I see all of these people in this thread complaining about mentors being too involved and teams who have more resources than them, when I suffered through almost four years of brutal, uninspiring failure because my team matched the "ideal" that these other students and mentors claim FIRST should be more like. I've become a mentor now because I don't want any student to have to experience FRC the way I did. I remember coming home crying at some point in the build season each year, telling my parents how badly I wanted to quit because it was too much and we were too unprepared. This program is about the experience for students, and nobody should have to experience a team without sufficient mentor involvement. Nobody in FIRST should promote the type of team that lets these kinds of things happen, and to those who still think that sufficient mentor involvement is bad, HS freshman me would like to politely ask you to leave.
I feel for you. There are days when I want to throw in the towel and just quit, because I think we can't win.

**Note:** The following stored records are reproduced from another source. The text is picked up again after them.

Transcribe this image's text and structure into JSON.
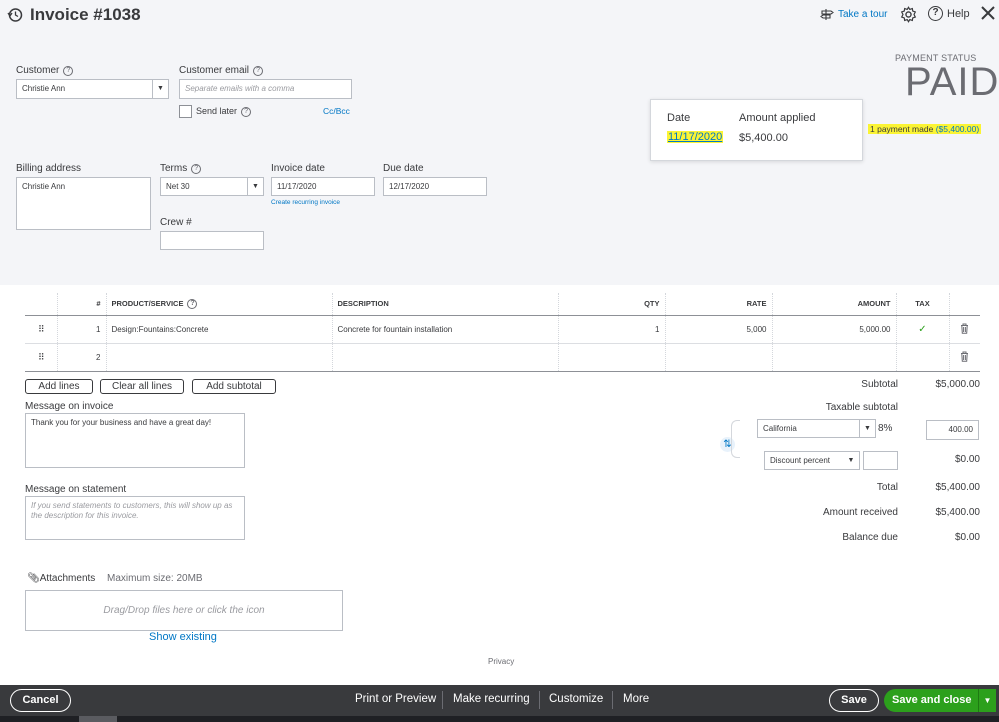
{
  "header": {
    "title": "Invoice #1038",
    "take_tour": "Take a tour",
    "help": "Help"
  },
  "customer": {
    "label": "Customer",
    "value": "Christie Ann",
    "email_label": "Customer email",
    "email_placeholder": "Separate emails with a comma",
    "send_later": "Send later",
    "cc_bcc": "Cc/Bcc"
  },
  "payment": {
    "status_label": "PAYMENT STATUS",
    "status": "PAID",
    "date_header": "Date",
    "amount_header": "Amount applied",
    "date": "11/17/2020",
    "amount": "$5,400.00",
    "made_text": "1 payment made",
    "made_amount": "($5,400.00)"
  },
  "billing": {
    "label": "Billing address",
    "value": "Christie Ann"
  },
  "terms": {
    "label": "Terms",
    "value": "Net 30"
  },
  "invoice_date": {
    "label": "Invoice date",
    "value": "11/17/2020"
  },
  "create_recurring": "Create recurring invoice",
  "due_date": {
    "label": "Due date",
    "value": "12/17/2020"
  },
  "crew": {
    "label": "Crew #",
    "value": ""
  },
  "table": {
    "headers": [
      "#",
      "PRODUCT/SERVICE",
      "DESCRIPTION",
      "QTY",
      "RATE",
      "AMOUNT",
      "TAX"
    ],
    "rows": [
      {
        "num": "1",
        "product": "Design:Fountains:Concrete",
        "description": "Concrete for fountain installation",
        "qty": "1",
        "rate": "5,000",
        "amount": "5,000.00",
        "tax": "✓"
      },
      {
        "num": "2",
        "product": "",
        "description": "",
        "qty": "",
        "rate": "",
        "amount": "",
        "tax": ""
      }
    ]
  },
  "buttons": {
    "add_lines": "Add lines",
    "clear_all_lines": "Clear all lines",
    "add_subtotal": "Add subtotal"
  },
  "message_invoice": {
    "label": "Message on invoice",
    "value": "Thank you for your business and have a great day!"
  },
  "message_statement": {
    "label": "Message on statement",
    "placeholder": "If you send statements to customers, this will show up as the description for this invoice."
  },
  "attachments": {
    "label": "Attachments",
    "max_size": "Maximum size: 20MB",
    "drop_text": "Drag/Drop files here or click the icon",
    "show_existing": "Show existing"
  },
  "totals": {
    "subtotal_label": "Subtotal",
    "subtotal": "$5,000.00",
    "taxable_label": "Taxable subtotal",
    "tax_region": "California",
    "tax_rate": "8%",
    "tax_amount": "400.00",
    "discount_select": "Discount percent",
    "discount_value": "$0.00",
    "total_label": "Total",
    "total": "$5,400.00",
    "received_label": "Amount received",
    "received": "$5,400.00",
    "balance_label": "Balance due",
    "balance": "$0.00"
  },
  "privacy": "Privacy",
  "footer": {
    "cancel": "Cancel",
    "print_preview": "Print or Preview",
    "make_recurring": "Make recurring",
    "customize": "Customize",
    "more": "More",
    "save": "Save",
    "save_close": "Save and close"
  },
  "colors": {
    "accent_blue": "#0077c5",
    "green": "#2ca01c",
    "highlight": "#fbf434",
    "footer_bg": "#393a3d"
  }
}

And while it's very demoralizing to be unable to drive, or placing 50th out of 58th at a regional, it's fantastic when you get picked or end up in elims on your own.
And I've noticed, for rookies and veterans alike, the real joy comes not only from building a working robot but from the process itself; I have three rookies this year who all want to learn machining and CAD design after seeing how much I was working.
Winning used to be my drive, but lately I've found that as long as the team continues to get new members who can have this once-in-a-lifetime chance to build a robot, I'm okay with how things go. I feel the need to win to show the new people that we can win.